The respect and awe in the eyes of his friend halted him.

"Yes, I get him," he added aloud. "Living with a dream for fifty years."

Lockwood snorted and then with a quiet laugh answered: "No, that isn't it. You're not an artist yourself so you can't quite get the sense of it." He seemed petulent and defeated.

They left the old man's studio without further talk. It had started to rain. Large spaced drops plumbed a gleaming hypotenuse between the rooftops and the streets. They paused before a basement restaurant.

"It looks dirty," said Lockwood, "but let's go in."

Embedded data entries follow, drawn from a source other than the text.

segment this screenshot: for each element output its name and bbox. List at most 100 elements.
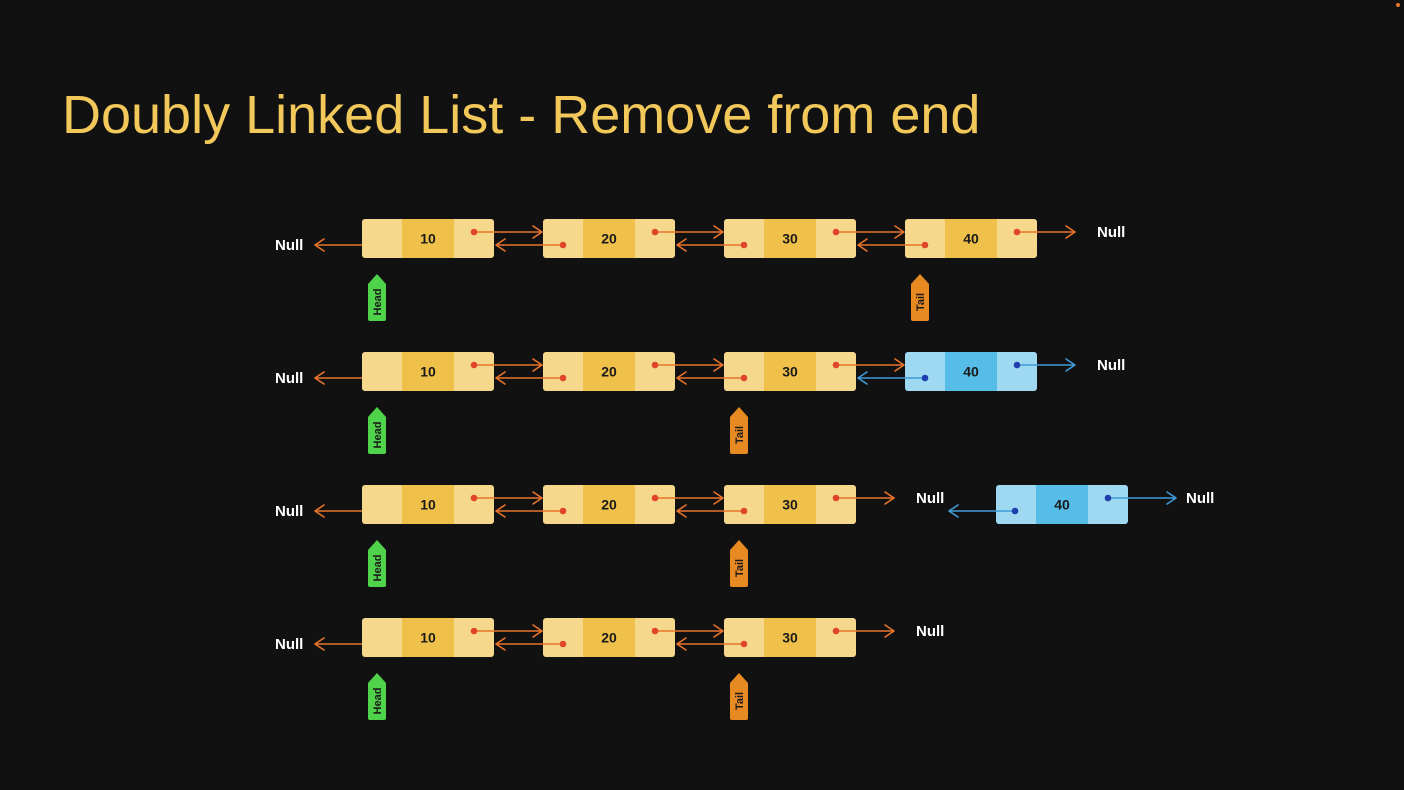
next-pointer (832, 624, 895, 638)
node-value-cell (402, 219, 454, 258)
pointer-dot (470, 228, 478, 236)
pointer-dot (832, 228, 840, 236)
prev-pointer (857, 371, 929, 385)
null-label: Null (916, 623, 944, 640)
arrowhead-icon (713, 358, 724, 372)
next-pointer (470, 225, 543, 239)
tag-label: Head (372, 555, 384, 582)
node-value: 20 (601, 364, 617, 380)
node-value: 30 (782, 364, 798, 380)
prev-pointer (948, 504, 1019, 518)
pointer-dot (740, 241, 748, 249)
corner-indicator-dot (1396, 3, 1400, 7)
arrowhead-icon (495, 504, 506, 518)
arrowhead-icon (713, 491, 724, 505)
node-value-cell (583, 618, 635, 657)
null-label: Null (1097, 224, 1125, 241)
pointer-dot (740, 374, 748, 382)
tag-shape (911, 274, 929, 321)
node-value: 20 (601, 497, 617, 513)
arrowhead-icon (948, 504, 959, 518)
head-tag: Head (368, 274, 386, 321)
tail-tag: Tail (730, 540, 748, 587)
next-pointer (470, 358, 543, 372)
list-node: 30 (724, 219, 856, 258)
list-row-2: Null 10 20 30 40 Null Head Tail (275, 352, 1125, 454)
node-value: 40 (1054, 497, 1070, 513)
pointer-dot (1104, 494, 1112, 502)
arrowhead-icon (1065, 358, 1076, 372)
node-value: 20 (601, 231, 617, 247)
node-value: 10 (420, 364, 436, 380)
tag-shape (730, 407, 748, 454)
pointer-dot (559, 241, 567, 249)
arrowhead-icon (676, 504, 687, 518)
pointer-dot (832, 627, 840, 635)
next-pointer (832, 225, 905, 239)
arrowhead-icon (894, 358, 905, 372)
pointer-dot (559, 507, 567, 515)
head-tag: Head (368, 540, 386, 587)
removed-node: 40 (996, 485, 1128, 524)
node-value: 40 (963, 231, 979, 247)
arrowhead-icon (495, 637, 506, 651)
pointer-dot (470, 627, 478, 635)
list-node: 30 (724, 618, 856, 657)
tag-shape (368, 407, 386, 454)
arrowhead-icon (884, 491, 895, 505)
arrowhead-icon (713, 624, 724, 638)
arrowhead-icon (1166, 491, 1177, 505)
arrowhead-icon (532, 358, 543, 372)
pointer-dot (559, 374, 567, 382)
pointer-dot (1013, 228, 1021, 236)
next-pointer (832, 491, 895, 505)
arrowhead-icon (314, 238, 325, 252)
list-node: 10 (362, 219, 494, 258)
arrowhead-icon (314, 371, 325, 385)
arrowhead-icon (857, 371, 868, 385)
node-value-cell (1036, 485, 1088, 524)
next-pointer (651, 358, 724, 372)
head-tag: Head (368, 673, 386, 720)
node-value-cell (945, 352, 997, 391)
pointer-dot (1011, 507, 1019, 515)
node-value: 10 (420, 630, 436, 646)
pointer-dot (651, 361, 659, 369)
list-node: 10 (362, 485, 494, 524)
tag-shape (730, 540, 748, 587)
pointer-dot (832, 494, 840, 502)
list-node: 30 (724, 485, 856, 524)
arrowhead-icon (884, 624, 895, 638)
pointer-dot (470, 361, 478, 369)
tag-shape (368, 540, 386, 587)
next-pointer (1104, 491, 1177, 505)
prev-pointer (495, 504, 567, 518)
node-value: 10 (420, 497, 436, 513)
arrowhead-icon (1065, 225, 1076, 239)
node-value-cell (945, 219, 997, 258)
removed-node: 40 (905, 352, 1037, 391)
prev-pointer (495, 371, 567, 385)
tag-shape (368, 274, 386, 321)
arrowhead-icon (314, 637, 325, 651)
arrowhead-icon (676, 238, 687, 252)
arrowhead-icon (857, 238, 868, 252)
next-pointer (470, 491, 543, 505)
null-label: Null (275, 503, 303, 520)
list-node: 20 (543, 352, 675, 391)
next-pointer (651, 225, 724, 239)
page-title: Doubly Linked List - Remove from end (62, 85, 981, 145)
arrowhead-icon (314, 504, 325, 518)
pointer-dot (651, 627, 659, 635)
next-pointer (1013, 358, 1076, 372)
node-value: 10 (420, 231, 436, 247)
list-node: 40 (905, 219, 1037, 258)
pointer-dot (740, 507, 748, 515)
arrowhead-icon (532, 225, 543, 239)
tag-label: Tail (734, 426, 746, 444)
prev-pointer (857, 238, 929, 252)
arrowhead-icon (532, 491, 543, 505)
node-value-cell (402, 485, 454, 524)
list-row-4: Null 10 20 30 Null Head Tail (275, 618, 944, 720)
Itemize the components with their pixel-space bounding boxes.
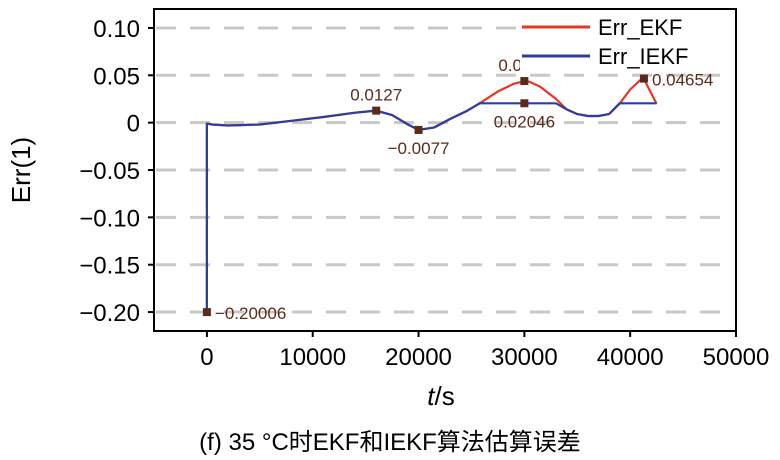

Here they ordered dinner. During their eating the noise of thunder sounded and the splash of the storm drifted in through the dusty basement windows. A thick-wristed, red-fingered waitress slopped back and forth between their table and an odorous kitchen door. Lockwood kept his eyes fastened steadily upon the nervous features of his friend. He thought as the silence increased between them: "This man's got something the matter with him."

Gradually an uneasiness came over the novelist, his sensitive nerves responding to the disquiet in the smiling eyes opposite.

"You're kind of crazy," he leaned forward and whispered as if confiding an ominous, impersonal secret. "You've got the eyes of a man kind of crazy, Erik."